Historic Octagon Barn
4400 Octagon Way
San Luis Obispo
About the Octagon Barn
This year Central Coast Bioneers will be held in the historic Octagon Barn. We thought you might be interested in the barn’s history:
The Pereira Octagon Barn of San Luis Obispo is a historic structure located on the southern outskirts of San Luis Obispo, California. It was built in 1906 by Henri LaFranchi, a young Italian-Swiss immigrant and the owner of a small meat market, John Damaso, an Azorean immigrant and a carpenter by trade, and a third, unknown man identified only as a “milk farmer.” Since there were no other octagonal barns in the area, the builders may have worked from patterns of octagonal construction in farm journals or catalogs.

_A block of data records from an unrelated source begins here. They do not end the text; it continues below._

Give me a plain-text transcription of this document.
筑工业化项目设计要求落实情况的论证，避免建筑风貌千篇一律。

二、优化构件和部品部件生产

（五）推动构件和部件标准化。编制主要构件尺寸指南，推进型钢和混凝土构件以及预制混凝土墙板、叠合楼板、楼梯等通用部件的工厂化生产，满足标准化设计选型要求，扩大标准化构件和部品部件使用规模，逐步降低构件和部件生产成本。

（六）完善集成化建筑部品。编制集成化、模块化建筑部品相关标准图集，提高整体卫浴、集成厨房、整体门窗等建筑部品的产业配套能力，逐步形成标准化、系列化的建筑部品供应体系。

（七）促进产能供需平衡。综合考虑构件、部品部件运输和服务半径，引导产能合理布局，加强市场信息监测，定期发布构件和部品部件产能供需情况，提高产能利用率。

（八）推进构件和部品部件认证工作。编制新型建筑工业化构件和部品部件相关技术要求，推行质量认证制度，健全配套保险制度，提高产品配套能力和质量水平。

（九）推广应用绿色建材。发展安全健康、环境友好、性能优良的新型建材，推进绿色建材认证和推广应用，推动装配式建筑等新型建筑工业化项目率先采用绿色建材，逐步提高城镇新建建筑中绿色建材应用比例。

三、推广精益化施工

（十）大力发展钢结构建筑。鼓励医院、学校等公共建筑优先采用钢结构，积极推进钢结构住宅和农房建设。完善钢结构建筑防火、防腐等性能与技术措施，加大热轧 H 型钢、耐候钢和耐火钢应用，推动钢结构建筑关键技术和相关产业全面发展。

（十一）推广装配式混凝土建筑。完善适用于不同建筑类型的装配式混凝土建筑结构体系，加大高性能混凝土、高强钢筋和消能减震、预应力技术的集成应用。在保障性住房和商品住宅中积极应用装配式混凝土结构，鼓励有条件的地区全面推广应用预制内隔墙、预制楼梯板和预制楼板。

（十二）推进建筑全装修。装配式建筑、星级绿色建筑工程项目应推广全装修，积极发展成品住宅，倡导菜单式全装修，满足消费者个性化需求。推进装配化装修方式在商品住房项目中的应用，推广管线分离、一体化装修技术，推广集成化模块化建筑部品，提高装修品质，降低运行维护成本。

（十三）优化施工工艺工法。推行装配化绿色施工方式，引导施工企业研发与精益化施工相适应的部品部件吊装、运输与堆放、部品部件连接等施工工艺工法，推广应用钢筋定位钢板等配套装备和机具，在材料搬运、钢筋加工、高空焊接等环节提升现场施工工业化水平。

The first user of the barn was Italian-Swiss immigrant Antonio Stornetta, who leased the barn for his Santa Fe Dairy operation until 1917. Joaquin and Josephine Pereira, with Josephine’s sister Eleanor and her husband Manuel Garcia, purchased the property in 1920 and made it part of an adjoining dairy operation in the Los Osos Valley. They were typical of many first- and second-generation Portuguese Americans, who followed in the footsteps of the Italian-Swiss in the dairy business. The Pereira-Garcia operation was called the Home Dairy. It had a pasteurization and bottling plant at 719 Higuera Street and made daily milk deliveries throughout the city of San Luis Obispo. Dairy operations continued into the 1950s when small-scale dairy operations were no longer economically viable. The barn then supported a small-scale cattle operation and some row-crop farming. The property was purchased in 1994 by John and Howard Hayashi, who three years later entered into a lease agreement with the Land Conservancy of San Luis Obispo County. The Land Conservancy began restoration efforts in 1997 and has restored the barn, which is now being used as a community gathering place.
The Octagon Barn (5000 sq. ft.) is made with redwood timbers and has a new, custom shingled replacement redwood roof. There is a cupola on top reaching over 40 feet above the floor. The barn is accompanied by a 2,000-square-foot Milking Parlor (1938) and a Calf Barn.